Элиза постоянно бередила мои симпатии своими жалостливыми рассказами об обидах, чинимых заключенным. Они ежедневнобыли у нее на слуху, и она возомнила себя судьей, присяжными и адвокатом защиты. В самые холодные дни, когда мы не могли совершать конные прогулки, а ветер дул так яростно, что мы были не в состоянии даже ходить пешком, я видела из наших окон, как бедно они одеты, ибо они ежедневно приходили под конвоем караула колоть дрова и наполнять бочки с водой. Генерал молча сносил выражения сочувствия и порой мои гневные протесты против несправедливого обращения. Он знал, что гневный дух кухни подчиняется естественному закону подъема тепла вверх, и относился к нашему общему буйству из-за обид заключенных с раздражающим спокойствием. Зная о тех, кто содержался на гауптвахте, больше меня, он подкреплял свои позиции фактами, которые уберегали его от расточения сочувствия не по адресу. Он лишь улыбался правдоподобным историям, на которые Элиза поначалу покупалась у кухонной двери. В пересказе они ничего не теряли, так как обладали изрядным воображением и решительно драматической подачей; и наконец, когда я пересказывала эту историю, пытаясь выполнить чудовищно сложную задачу — рассказать ее так, как она была преподнесена мне, молодость, неопытність и эмоциональный темперамент порождали столь абсолютно душу раздирающее повествование, что Генерал наверняка целиком перешел бы на нашу сторону, если бы не припомнил детали военно-полевого суда, судившего этого солдата. Мы были разбиты, но не полностью, ибо отступили к его одежде и взмолились, что раз уж он считается грешником, ему можно позволить хотя бы согреться. Но цветным и белым войскам пришлось оставить поле боя «в полном вооружении» после того, как в ходе расследования выяснилось, что человек, за которого мы заступались, проиграл в карты собственную рубашку.

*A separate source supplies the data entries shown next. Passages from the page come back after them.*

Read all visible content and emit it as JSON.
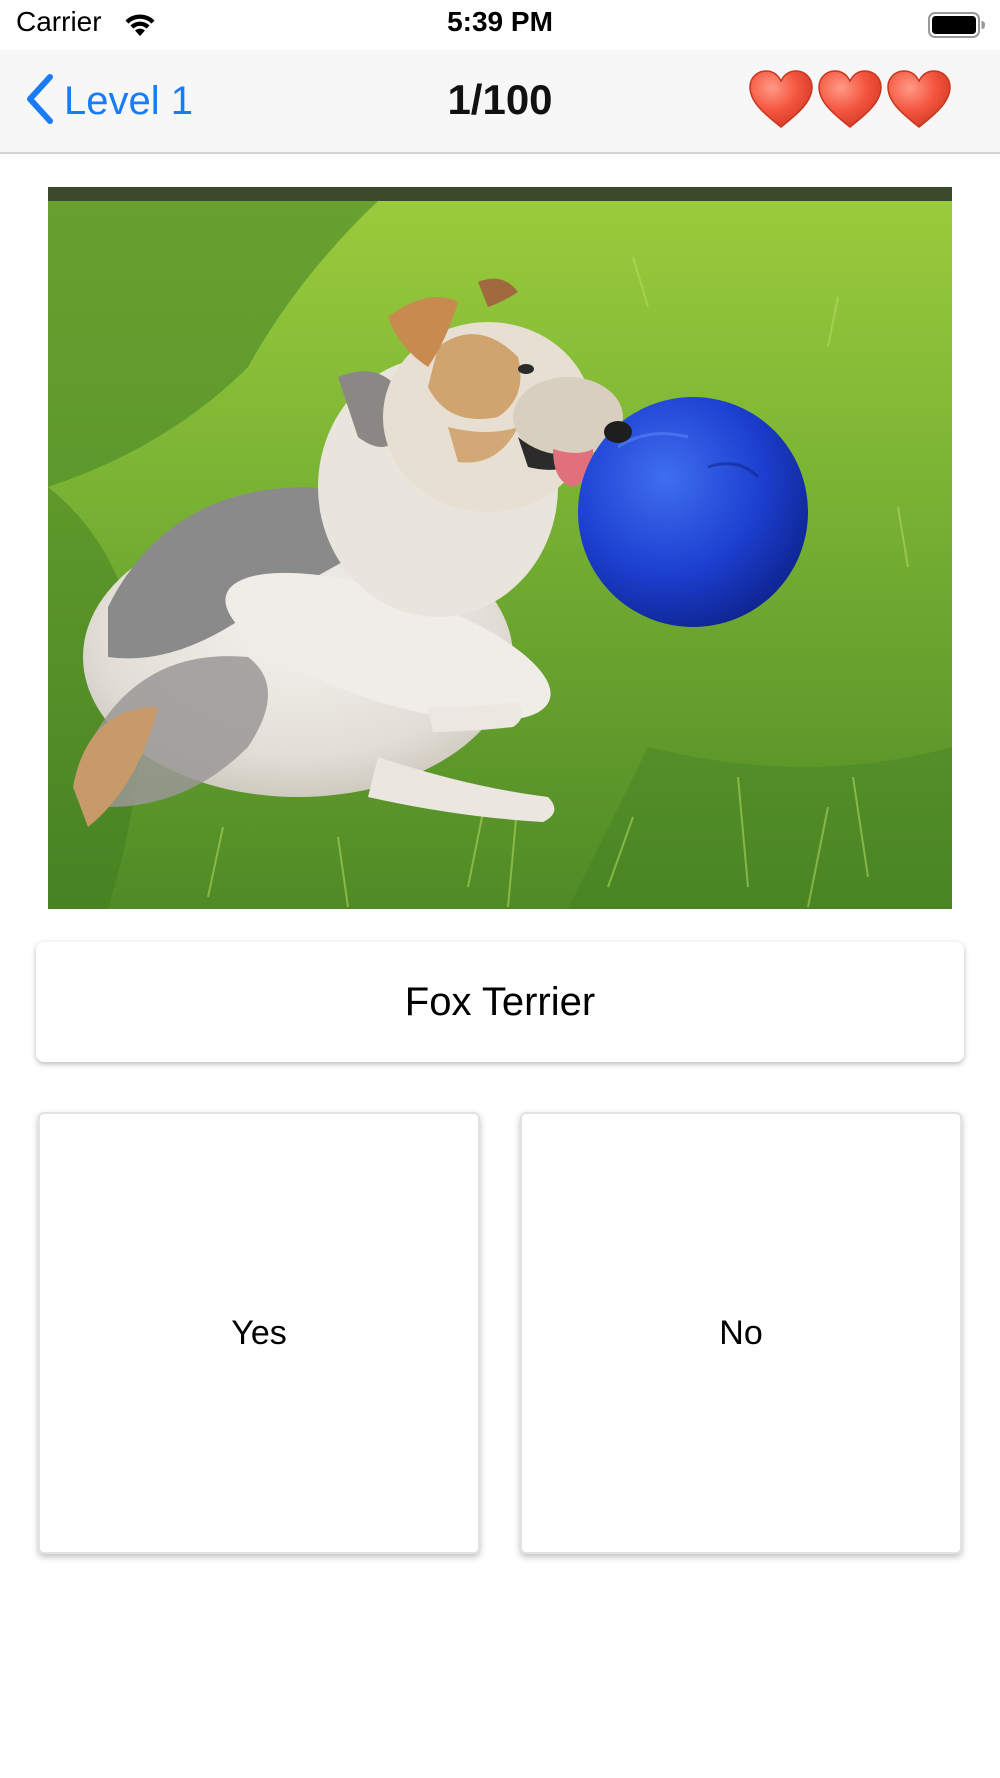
{
  "status_bar": {
    "carrier": "Carrier",
    "time": "5:39 PM",
    "wifi_icon": "wifi-icon",
    "battery_icon": "battery-full-icon"
  },
  "nav": {
    "back_label": "Level 1",
    "back_icon": "chevron-left-icon",
    "title": "1/100",
    "lives": 3,
    "life_icon": "heart-icon",
    "accent_color": "#1a7cf5",
    "heart_color": "#f4553f"
  },
  "question": {
    "photo_icon": "dog-photo",
    "breed_name": "Fox Terrier"
  },
  "answers": {
    "yes_label": "Yes",
    "no_label": "No"
  }
}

Неземное спокойствие, с которым муж выслушивал различные рассказы о предполагаемой жестокости — откладывая свою любимую газету с оскорбленным видом, какой умеют принимать мужчины, пока я сидела рядом, чуть ли не плача, жестикулируя, охваченная стремлением защитить обиженного — было, по меньшей мере, невыносимо; и в довершение всего наблюдать, как этот мыльный пузырь мнимого заступничества лопается, а он разражается таким гомерическим хохотом, обнаружив, что человек, за которого я так хлопотала, был главным пройдохой из всех — о, только женщины могут представить себе, каково было в той ситуации бедной мне!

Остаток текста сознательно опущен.